By Eric Greinke

Originally published in Main Street Rag


As a young sailor I learned
to handle the lines. I’d stand
on the slippery bow to toss
the bowline to the dockhand, balanced
against the backwash
of the engine & the wave action,
hoping that the catcher on the dock
could grab the line from mid-air.

Later, in the Coast Guard, I trained
in the use of the line-throwing
gun, a 12 gauge shotgun
that shot a steel rod
over the bow of a drifting boat
with a small line threaded
through the heavy rod-head, a difficult
task in rough water.

If your aim was off, the rod
could hit, maybe even kill
the very stranded boater whom
you were trying to save. You had to
arc it just right, so that it fell
across the bow, so the boater
could retrieve the line & connect
it to his bow, so you could rescue him

But sometimes lifelines break.
Nylon tow-lines stretch way out.
We stand behind a cyclone fence, in case
the rope might snap. The sudden recoil
could kill a man or knock
him overboard, to tread water
until someone bobbing nearby
can throw him a line.

On turbid days, afloat on
dark, forbidding waves, we need
strong lines, to lash us
to something solid on shore,
a post or a pier that might stand
against the wildly surging swells.
In dreams of flight above rough seas,
I search for you, to throw you these lines.

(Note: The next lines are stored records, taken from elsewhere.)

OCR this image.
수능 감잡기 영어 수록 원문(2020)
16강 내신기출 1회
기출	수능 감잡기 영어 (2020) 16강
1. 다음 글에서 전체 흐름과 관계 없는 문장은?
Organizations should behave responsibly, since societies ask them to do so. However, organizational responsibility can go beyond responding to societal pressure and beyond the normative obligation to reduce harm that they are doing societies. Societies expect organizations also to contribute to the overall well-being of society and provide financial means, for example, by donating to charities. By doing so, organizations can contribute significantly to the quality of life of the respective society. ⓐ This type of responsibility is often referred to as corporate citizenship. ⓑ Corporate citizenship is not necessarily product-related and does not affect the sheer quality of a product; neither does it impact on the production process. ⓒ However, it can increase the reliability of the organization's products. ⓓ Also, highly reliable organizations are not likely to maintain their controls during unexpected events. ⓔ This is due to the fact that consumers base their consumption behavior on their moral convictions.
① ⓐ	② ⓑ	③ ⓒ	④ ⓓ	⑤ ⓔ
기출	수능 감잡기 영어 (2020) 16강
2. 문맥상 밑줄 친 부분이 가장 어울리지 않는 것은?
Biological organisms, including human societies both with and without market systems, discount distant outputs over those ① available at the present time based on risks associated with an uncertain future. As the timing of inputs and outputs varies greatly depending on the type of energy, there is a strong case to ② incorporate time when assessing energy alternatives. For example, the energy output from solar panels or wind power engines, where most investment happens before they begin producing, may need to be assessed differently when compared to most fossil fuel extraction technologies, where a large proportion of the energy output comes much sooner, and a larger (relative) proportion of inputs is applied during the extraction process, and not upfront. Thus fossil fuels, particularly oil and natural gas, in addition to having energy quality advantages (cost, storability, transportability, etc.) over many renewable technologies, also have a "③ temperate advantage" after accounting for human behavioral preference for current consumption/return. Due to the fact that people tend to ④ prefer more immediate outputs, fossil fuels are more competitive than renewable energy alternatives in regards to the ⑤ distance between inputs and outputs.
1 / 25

Eric Greinke has two new Presa Press books scheduled for 2016, Poets In Review (a collection of forty-six reviews written from 1972 to the present) and Zen Duende – Collaborative Poems with Glenna Luschei. Recent work has appeared in the Aurorean, Delaware Poetry Review, Forge, Gargoyle, Home Planet News, Ibbetson Street, Main St. Rag, Poem, The Pedestal, So It Goes, Solo Novo and as a fine art broadside by Adastra Press. His poetry has found a large international audience.